The Chinese healthcare sector, which accounted for 6 percent of the country’s GDP in 2016, is expected to capture a 10 percent share in the coming years. Racing to establish a modern system of coverage, services, and products to accommodate the world’s largest population and fastest growing economy, China faces a number of development challenges. As China increasingly makes use of foreign products, services, and expertise to accomplish its reform goals, foreign companies are in a position to advance China’s reform goals in the healthcare sector, if allowed market access.
Although China’s development goals are broad, the recent release of several sector-specific 13th Five-Year Plans (13FYPs) outline priority themes and targets for China’s healthcare reform through 2020. Seeking to expand the quality and reach of nationwide healthcare while controlling cost, the government crafted a variety of FYPs that promote innovation, R&D, and entrepreneurship; improve healthcare, hospital, and insurance systems; tackle societal health challenges; and build stronger citizen awareness around health issues.
These plans, which serve as a broad overview of China’s evolving healthcare sector, offer scant details on how foreign companies can contribute to China’s healthcare industry.
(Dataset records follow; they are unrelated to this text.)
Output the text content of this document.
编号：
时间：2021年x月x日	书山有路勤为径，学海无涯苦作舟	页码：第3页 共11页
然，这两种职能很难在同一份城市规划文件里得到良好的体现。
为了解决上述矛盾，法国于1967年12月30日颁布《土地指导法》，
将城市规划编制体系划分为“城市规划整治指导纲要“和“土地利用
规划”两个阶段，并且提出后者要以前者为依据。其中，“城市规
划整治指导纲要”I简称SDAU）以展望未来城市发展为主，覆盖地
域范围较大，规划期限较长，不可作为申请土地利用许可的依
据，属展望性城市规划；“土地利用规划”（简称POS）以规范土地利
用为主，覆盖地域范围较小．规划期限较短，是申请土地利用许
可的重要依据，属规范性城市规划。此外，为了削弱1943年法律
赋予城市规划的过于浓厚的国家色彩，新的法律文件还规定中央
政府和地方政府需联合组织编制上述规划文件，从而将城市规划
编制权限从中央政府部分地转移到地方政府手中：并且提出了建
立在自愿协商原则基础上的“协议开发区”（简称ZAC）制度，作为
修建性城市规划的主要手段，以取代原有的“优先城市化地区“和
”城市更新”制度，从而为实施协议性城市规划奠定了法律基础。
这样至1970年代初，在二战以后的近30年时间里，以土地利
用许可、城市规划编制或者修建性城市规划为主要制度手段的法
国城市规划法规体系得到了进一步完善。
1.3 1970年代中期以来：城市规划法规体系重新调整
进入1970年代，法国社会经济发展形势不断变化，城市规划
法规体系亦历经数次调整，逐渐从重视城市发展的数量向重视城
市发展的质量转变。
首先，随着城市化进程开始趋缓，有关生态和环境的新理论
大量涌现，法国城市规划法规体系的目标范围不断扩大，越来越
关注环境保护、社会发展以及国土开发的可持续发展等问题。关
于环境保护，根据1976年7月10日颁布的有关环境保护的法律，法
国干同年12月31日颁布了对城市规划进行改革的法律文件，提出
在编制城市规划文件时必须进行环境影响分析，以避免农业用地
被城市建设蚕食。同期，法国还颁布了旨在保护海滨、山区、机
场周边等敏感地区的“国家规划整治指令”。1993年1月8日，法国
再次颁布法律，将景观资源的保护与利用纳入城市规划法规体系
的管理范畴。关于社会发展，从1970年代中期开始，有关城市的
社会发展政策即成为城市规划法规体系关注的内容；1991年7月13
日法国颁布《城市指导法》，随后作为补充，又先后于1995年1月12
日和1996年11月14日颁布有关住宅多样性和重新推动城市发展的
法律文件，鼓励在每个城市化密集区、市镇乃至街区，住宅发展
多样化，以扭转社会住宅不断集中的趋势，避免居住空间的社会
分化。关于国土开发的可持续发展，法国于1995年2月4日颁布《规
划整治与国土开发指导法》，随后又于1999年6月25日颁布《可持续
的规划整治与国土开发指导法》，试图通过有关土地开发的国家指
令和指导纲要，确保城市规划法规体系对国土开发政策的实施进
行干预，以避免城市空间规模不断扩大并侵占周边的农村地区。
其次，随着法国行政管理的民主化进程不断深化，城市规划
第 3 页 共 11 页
Instead, foreign companies must continue to reference China’s Catalog on Guiding Foreign Investment (CGFI) and Catalog on Encouraged Imported Technology and Products, as well as specific policies portending national strategy for pharmaceutical and medical device sector development. While foreign technology could contribute to specific reform goals, these catalogs and policies are a guide to market restrictions for foreign firms.